Real Pepco letter — Northeast DC

5.76kW system — Franklin Street NE

$12,436.00

Pepco required transfer of an existing aluminum triplex service cable. The alternative: downsize to a 2.42kW system with no upgrades needed. A homeowner who signed for a 5.76kW system — expecting meaningful electricity savings — would end up with less than half that capacity.

These two cases illustrate the range. Some neighborhoods face massive infrastructure costs in the six figures. Others face smaller but still significant charges in the tens of thousands. And in every case, the homeowner only finds out after they've already signed.

Why is DC's grid in this condition?

Washington DC's electrical infrastructure was largely built in the mid-20th century. Much of the underground distribution system — the cables, transformers, and service lines that carry electricity to homes — was designed for one-way power flow, from the utility to the customer.

Solar panels fundamentally change that relationship. When your panels produce more electricity than your home uses, that excess power flows back into the grid. Older infrastructure wasn't designed to handle this two-way flow safely. When multiple homes in the same area install solar, the cumulative load on aging cables and transformers can exceed their rated capacity.

Pepco has been aware of this problem for years.

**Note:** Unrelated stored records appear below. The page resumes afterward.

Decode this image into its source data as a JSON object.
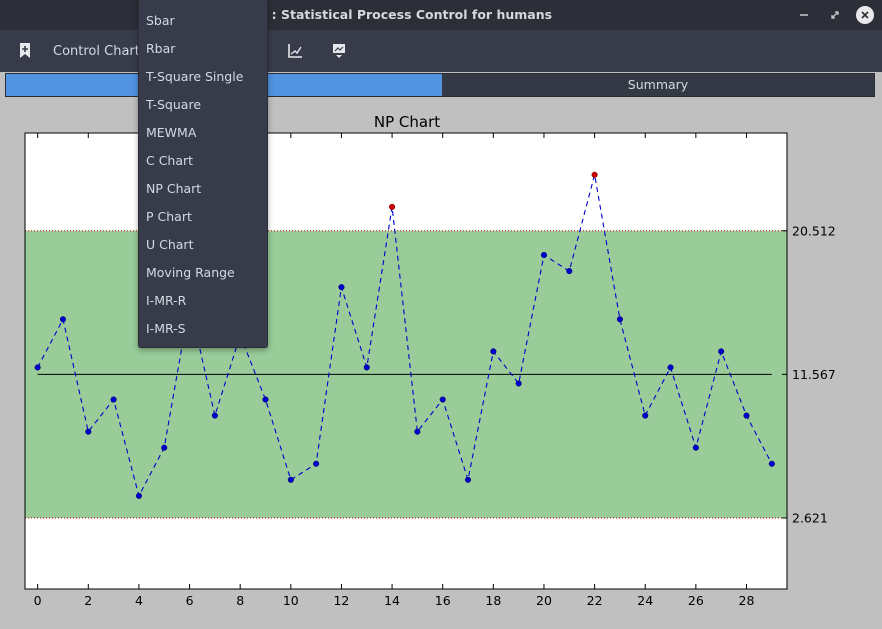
{
  "window": {
    "title": "SPC : Statistical Process Control for humans"
  },
  "toolbar": {
    "control_chart_label": "Control Chart:"
  },
  "tabs": [
    {
      "label": "",
      "active": true
    },
    {
      "label": "Summary",
      "active": false
    }
  ],
  "menu": {
    "items": [
      "Sbar",
      "Rbar",
      "T-Square Single",
      "T-Square",
      "MEWMA",
      "C Chart",
      "NP Chart",
      "P Chart",
      "U Chart",
      "Moving Range",
      "I-MR-R",
      "I-MR-S"
    ]
  },
  "colors": {
    "accent": "#5294e2",
    "in_control_band": "#99cc99",
    "series_line": "#0000cc",
    "out_of_control_point": "#cc0000",
    "center_line": "#000000",
    "limit_line": "#cc0000"
  },
  "chart_data": {
    "type": "line",
    "title": "NP Chart",
    "x": [
      0,
      1,
      2,
      3,
      4,
      5,
      6,
      7,
      8,
      9,
      10,
      11,
      12,
      13,
      14,
      15,
      16,
      17,
      18,
      19,
      20,
      21,
      22,
      23,
      24,
      25,
      26,
      27,
      28,
      29
    ],
    "y": [
      12,
      15,
      8,
      10,
      4,
      7,
      16,
      9,
      14,
      10,
      5,
      6,
      17,
      12,
      22,
      8,
      10,
      5,
      13,
      11,
      19,
      18,
      24,
      15,
      9,
      12,
      7,
      13,
      9,
      6
    ],
    "out_of_control_indices": [
      14,
      22
    ],
    "center_line": 11.567,
    "ucl": 20.512,
    "lcl": 2.621,
    "right_axis_labels": [
      "20.512",
      "11.567",
      "2.621"
    ],
    "xticks": [
      0,
      2,
      4,
      6,
      8,
      10,
      12,
      14,
      16,
      18,
      20,
      22,
      24,
      26,
      28
    ],
    "xlim": [
      -0.5,
      29.6
    ],
    "ylim": [
      -1.8,
      26.6
    ],
    "grid": false,
    "legend": "none"
  }
}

The utility's multi-year rate increase plan — which has raised DC residential bills three years in a row — is partly justified by the need to upgrade this infrastructure. Ratepayers are funding those upgrades through higher bills. But the upgrades are happening slowly, neighborhood by neighborhood, and in the meantime solar customers who need interconnection in areas that haven't been upgraded yet are being asked to pay for the work themselves.

There is a troubling pattern here. DC homeowners are paying for grid upgrades through higher Pepco rates — and then some of those same homeowners are being asked to pay again for the specific upgrade needed at their address when they try to go solar. Consumer advocates have raised this issue with the DC Public Service Commission, but the practice continues. Read CCAN's full report on DC energy costs →

How often does this happen?

Infrastructure upgrade requirements are not rare edge cases. In some DC neighborhoods — particularly in areas with older housing stock and aging underground cables — a significant portion of solar applications trigger upgrade requirements. Experienced solar installers in DC know which neighborhoods are high-risk and which are more likely to sail through interconnection without issues.

Solar companies that don't check this before signing you up are either inexperienced or choosing not to disclose a risk that might cost them a sale. Either way, the homeowner bears the consequences.

What DC homeowners should ask before signing

Before signing any solar agreement in DC, ask:

A reputable solar company will answer every one of these questions directly. They will know their neighborhood history, they will have clear cancellation terms if interconnection fails, and they will not minimize the risk of upgrade requirements.

Does this affect free PPAs differently than loans?

Yes — and this is an important distinction. With a solar loan, you are financially committed to the project from the day you sign. If Pepco then requires $127,000 in upgrades, you face a difficult choice between paying, downsizing significantly, or trying to cancel and potentially facing contract complications.

With a reputable free PPA provider, the solar company bears the risk of interconnection requirements — not you. If Pepco requires upgrades that make the project uneconomical, the company absorbs that outcome. Your exposure is significantly lower. This is one of the underappreciated advantages of a well-structured free PPA: the company has strong incentive to only sign up homes where interconnection is likely to succeed.

Ask any solar company — before you sign — exactly what their process is for assessing interconnection risk at your specific address. A company that has done this homework will give you a confident, specific answer. A company that deflects or says "it usually works out fine" has not done the work.